Setelah pikirannya tenang, ia memadatkan tentakel psikis dan perlahan-lahan meraih Old Gou.
Saat tentakel memasuki gugusan cahaya psikis, tubuh Old Gou tiba-tiba kejang, dan matanya berputar ke belakang.
“Aku harus berhasil…” bisik Ling Mo. Pentingnya tawanan ini sudah jelas, terutama karena mereka sudah bergerak hari ini. Bahkan jika mereka dapat menemukan zombie asing lainnya, musuh pasti akan jauh lebih waspada. Menangkap satu lagi hidup-hidup pasti tidak akan semudah itu.
Jika para Zombie Senior berjaga-jaga, setidaknya, tekad untuk mati tidak dapat dihentikan. Bahkan mungkin semua zombie asing akan bersatu, membuat peluang Ling Mo semakin tipis… Tentu saja, ini hanya spekulasi, tetapi meskipun belum terjadi, dia harus mempertimbangkannya terlebih dahulu.
Xu Shuhan tidak begitu mengerti apa yang dilakukan Ling Mo, tetapi dia tampak sangat tegang.
“Pasti semacam serangan tipe psikis… Dilihat dari Ling Mo, dia tidak ingin mati… Kota Pusat… Tempat itu menakutkan. Dibandingkan dengan tempat itu, tempat ini sebenarnya bisa disebut surga manusia…”
Ling Mo juga bergumam, “Jangan mati, setidaknya tidak sekarang…”
Tentakel perlahan menggali lebih dalam, dan perlawanan naluriah yang mengamuk muncul.
Ekspresi Ling Mo dengan cepat berubah muram… Dia sudah menemukan ini ketika menyerang Titan—kekuatan psikis zombie asing ini sangat dahsyat. Dengan kecerdasan mereka yang tinggi, hal ini membuat pengendalian mereka menjadi jauh lebih sulit bagi Ling Mo.
Namun Ling Mo, yang bertekad untuk menang, semakin fokus saat melawan perlawanan Old Gou, bahkan tidak menyadari keringat dingin yang mengucur di dahinya.
“Aku harus melakukannya, aku tidak boleh gagal di langkah ini… Aku harus… Sial!”
Tepat ketika Tentakel Ling Mo akhirnya mencapai pusat gugusan cahaya psikis, Tentakelnya mulai menghilang!
Hampir seketika, kesadaran buas yang selama ini ia tahan dengan susah payah muncul.
Ling Mo mendengus, tetapi matanya berbinar.
“Jadi begitulah… Kenapa aku tidak memikirkan ini sebelumnya?
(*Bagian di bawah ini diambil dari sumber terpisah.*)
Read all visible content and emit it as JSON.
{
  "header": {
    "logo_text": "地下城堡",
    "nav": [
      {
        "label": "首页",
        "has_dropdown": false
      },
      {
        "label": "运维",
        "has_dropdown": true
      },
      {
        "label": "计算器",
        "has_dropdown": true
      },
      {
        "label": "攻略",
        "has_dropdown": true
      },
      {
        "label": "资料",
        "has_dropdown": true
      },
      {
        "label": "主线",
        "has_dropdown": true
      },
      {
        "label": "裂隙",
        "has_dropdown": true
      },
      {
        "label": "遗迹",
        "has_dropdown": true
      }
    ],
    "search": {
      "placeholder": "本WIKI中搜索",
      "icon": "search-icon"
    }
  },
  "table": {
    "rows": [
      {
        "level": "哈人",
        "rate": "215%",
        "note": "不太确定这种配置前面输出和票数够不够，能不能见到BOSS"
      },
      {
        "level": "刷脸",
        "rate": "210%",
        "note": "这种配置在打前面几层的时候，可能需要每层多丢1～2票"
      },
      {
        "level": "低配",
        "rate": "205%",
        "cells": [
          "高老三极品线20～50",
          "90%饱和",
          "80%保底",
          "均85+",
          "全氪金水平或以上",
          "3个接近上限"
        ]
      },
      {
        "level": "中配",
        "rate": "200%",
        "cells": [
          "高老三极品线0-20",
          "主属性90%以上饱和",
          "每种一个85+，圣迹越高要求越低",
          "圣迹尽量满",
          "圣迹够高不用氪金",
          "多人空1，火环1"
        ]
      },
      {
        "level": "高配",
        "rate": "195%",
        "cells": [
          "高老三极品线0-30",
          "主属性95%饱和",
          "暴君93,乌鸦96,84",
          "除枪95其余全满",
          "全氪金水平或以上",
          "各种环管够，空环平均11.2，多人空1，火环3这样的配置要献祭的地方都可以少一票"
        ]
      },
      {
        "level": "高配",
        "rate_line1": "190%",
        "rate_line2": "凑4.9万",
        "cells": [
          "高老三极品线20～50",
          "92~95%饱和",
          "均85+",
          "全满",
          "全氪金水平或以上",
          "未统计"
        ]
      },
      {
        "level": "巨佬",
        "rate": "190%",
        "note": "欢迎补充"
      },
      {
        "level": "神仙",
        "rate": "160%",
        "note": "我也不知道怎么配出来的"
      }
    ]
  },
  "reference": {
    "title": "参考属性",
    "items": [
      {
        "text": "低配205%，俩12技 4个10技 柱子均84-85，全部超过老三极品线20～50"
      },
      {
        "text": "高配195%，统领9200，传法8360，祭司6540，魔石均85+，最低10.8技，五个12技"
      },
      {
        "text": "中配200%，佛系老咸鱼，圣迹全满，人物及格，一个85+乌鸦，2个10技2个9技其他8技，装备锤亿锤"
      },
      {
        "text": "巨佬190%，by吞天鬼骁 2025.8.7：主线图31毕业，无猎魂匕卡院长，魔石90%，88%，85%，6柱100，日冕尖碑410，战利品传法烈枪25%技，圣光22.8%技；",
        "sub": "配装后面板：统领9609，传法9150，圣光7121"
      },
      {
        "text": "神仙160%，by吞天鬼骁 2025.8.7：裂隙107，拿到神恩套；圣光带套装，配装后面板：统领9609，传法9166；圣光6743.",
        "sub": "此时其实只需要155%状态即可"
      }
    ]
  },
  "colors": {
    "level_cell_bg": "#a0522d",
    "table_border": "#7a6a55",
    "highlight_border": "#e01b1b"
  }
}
Karena tubuh mereka telah bermutasi, gugusan cahaya psikis mereka pasti juga bermutasi! Aku hanya memikirkan cara untuk berakar di gugusan cahaya psikisnya, tetapi pendekatan itu tidak berguna… Itu hanya memicu serangan naluriah berulang. Jika aku terus menyerang, ada kemungkinan berhasil, tetapi ia akan segera mati…”
Ling Mo menjadi cemas.
“Apa yang harus kulakukan? Metode apa yang harus kugunakan?”
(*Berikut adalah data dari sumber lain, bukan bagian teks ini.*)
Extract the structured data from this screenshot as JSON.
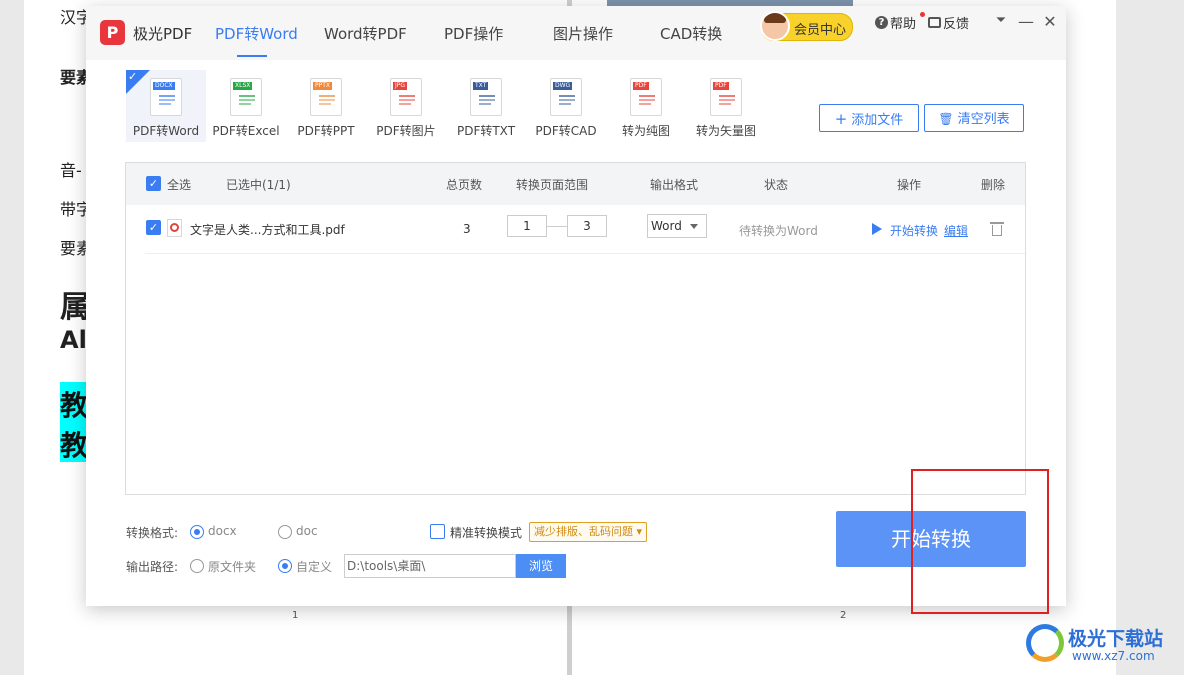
{
  "background_document": {
    "line1": "汉字",
    "line2": "要素",
    "line3": "音-",
    "line4": "带字",
    "line5": "要素",
    "heading1": "属",
    "heading2": "Al",
    "highlight1": "教",
    "highlight2": "教",
    "page_left": "1",
    "page_right": "2"
  },
  "titlebar": {
    "logo_letter": "P",
    "app_name": "极光PDF",
    "tabs": [
      "PDF转Word",
      "Word转PDF",
      "PDF操作",
      "图片操作",
      "CAD转换"
    ],
    "active_tab": "PDF转Word",
    "vip_label": "会员中心",
    "help_label": "帮助",
    "help_icon": "?",
    "feedback_label": "反馈",
    "menu_glyph": "⏷",
    "minimize_glyph": "—",
    "close_glyph": "✕"
  },
  "tools": [
    {
      "label": "PDF转Word",
      "tag": "DOCX",
      "color": "#3a7cf2",
      "active": true
    },
    {
      "label": "PDF转Excel",
      "tag": "XLSX",
      "color": "#28a745"
    },
    {
      "label": "PDF转PPT",
      "tag": "PPTX",
      "color": "#f08a3a"
    },
    {
      "label": "PDF转图片",
      "tag": "JPG",
      "color": "#e8453c"
    },
    {
      "label": "PDF转TXT",
      "tag": "TXT",
      "color": "#3a5d9a"
    },
    {
      "label": "PDF转CAD",
      "tag": "DWG",
      "color": "#3a5d9a"
    },
    {
      "label": "转为纯图",
      "tag": "PDF",
      "color": "#e8453c"
    },
    {
      "label": "转为矢量图",
      "tag": "PDF",
      "color": "#e8453c"
    }
  ],
  "actions": {
    "add_files": "添加文件",
    "clear_list": "清空列表"
  },
  "table": {
    "select_all": "全选",
    "selected_count": "已选中(1/1)",
    "headers": {
      "pages": "总页数",
      "range": "转换页面范围",
      "format": "输出格式",
      "status": "状态",
      "actions": "操作",
      "delete": "删除"
    },
    "rows": [
      {
        "filename": "文字是人类...方式和工具.pdf",
        "pages": "3",
        "range_from": "1",
        "range_to": "3",
        "format": "Word",
        "status": "待转换为Word",
        "start": "开始转换",
        "edit": "编辑"
      }
    ]
  },
  "options": {
    "format_label": "转换格式:",
    "format_docx": "docx",
    "format_doc": "doc",
    "precise_mode": "精准转换模式",
    "precise_tip": "减少排版、乱码问题",
    "output_label": "输出路径:",
    "output_original": "原文件夹",
    "output_custom": "自定义",
    "path_value": "D:\\tools\\桌面\\",
    "browse": "浏览",
    "start_button": "开始转换"
  },
  "watermark": {
    "title": "极光下载站",
    "url": "www.xz7.com"
  }
}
Melihat napas Old Gou semakin melemah, pupil mata Ling Mo tiba-tiba menyempit.
“Benar… Jika ia tidak bisa melawan… maka biarkan ia menyerang!”
Dengan pikiran itu, Ling Mo segera meningkatkan keluaran energi psikisnya.
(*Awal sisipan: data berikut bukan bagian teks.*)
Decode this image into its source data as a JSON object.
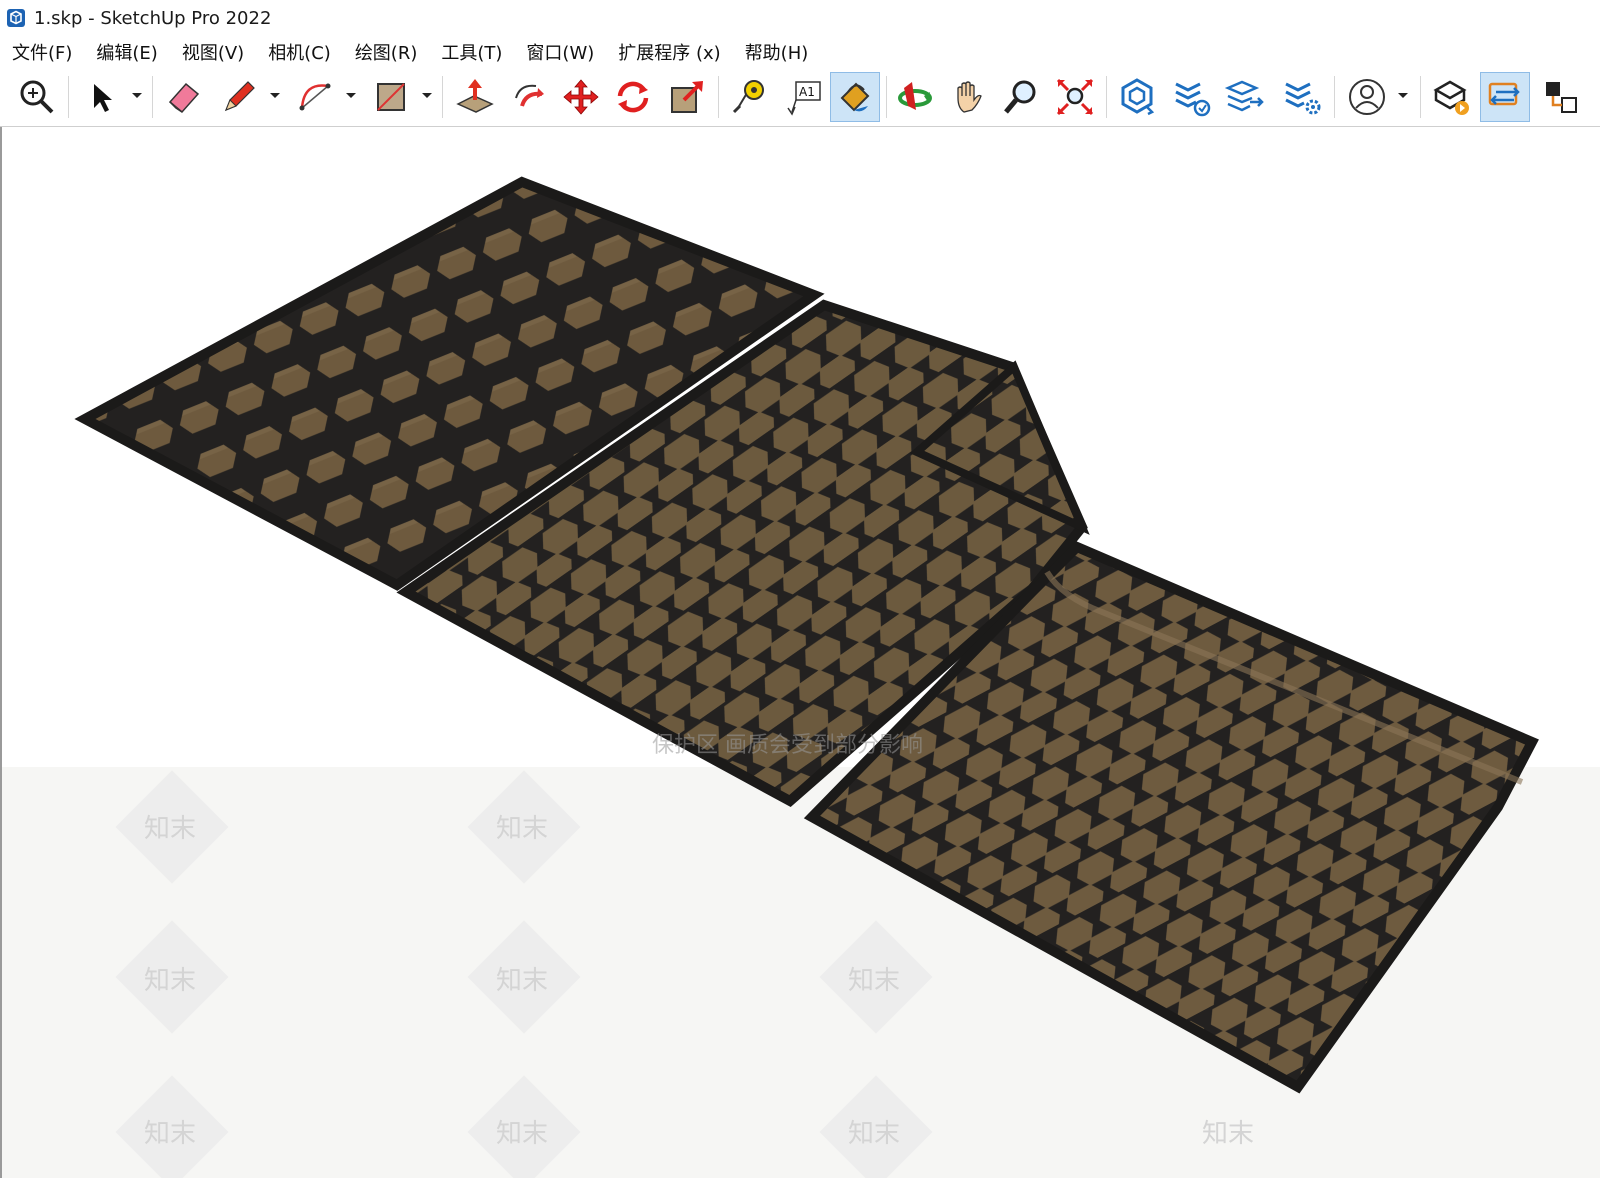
{
  "window": {
    "title": "1.skp - SketchUp Pro 2022"
  },
  "menu": {
    "items": [
      "文件(F)",
      "编辑(E)",
      "视图(V)",
      "相机(C)",
      "绘图(R)",
      "工具(T)",
      "窗口(W)",
      "扩展程序 (x)",
      "帮助(H)"
    ]
  },
  "toolbar": {
    "text_tool_label": "A1",
    "tools": [
      "zoom-extents-icon",
      "select-icon",
      "eraser-icon",
      "pencil-icon",
      "arc-icon",
      "rectangle-icon",
      "push-pull-icon",
      "follow-me-icon",
      "move-icon",
      "rotate-icon",
      "scale-icon",
      "tape-measure-icon",
      "text-icon",
      "paint-bucket-icon",
      "orbit-icon",
      "pan-icon",
      "zoom-icon",
      "zoom-window-icon",
      "warehouse-icon",
      "extension-warehouse-icon",
      "layout-send-icon",
      "extension-manager-icon",
      "account-icon",
      "add-location-icon",
      "export-icon",
      "component-icon"
    ]
  },
  "viewport": {
    "watermark_banner": "保护区   画质会受到部分影响",
    "watermark_mark": "知末"
  },
  "colors": {
    "tile_fill": "#6e5a3e",
    "lattice": "#232120",
    "accent_blue": "#1e6fc0"
  }
}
Banjir energi mengalir deras, menyebabkan serangan balik yang lebih kuat dari gugusan cahaya psikis tersebut.
Namun dengan kekuatan psikis Ling Mo, dia dapat dengan mudah menahan perlawanan brutal semacam ini…
“Memang benar, untuk mengendalikan mereka, aku harus menggunakan pendekatan yang lebih keras! Sistem evolusi mereka murni berbentuk piramida—hanya kekuatan yang luar biasa yang dapat membuat mereka tunduk,” pikir Ling Mo dengan bersemangat.
Dua aliran energi bertabrakan dan saling melemahkan, dan segera Ling Mo unggul.
Dia mengarahkan Tentakel jauh ke dalam gugusan cahaya psikis Old Gou, lalu menghela napas panjang.
“Deg!”
Xia Na dan yang lainnya melepaskan cengkeramannya, dan Old Gou roboh ke tanah.
Beberapa menit kemudian, tubuhnya mulai berkedut perlahan, lalu ia membuka matanya…
“Manusia…” Old Gou berdesis, mengeluarkan sebuah kata dari tenggorokannya.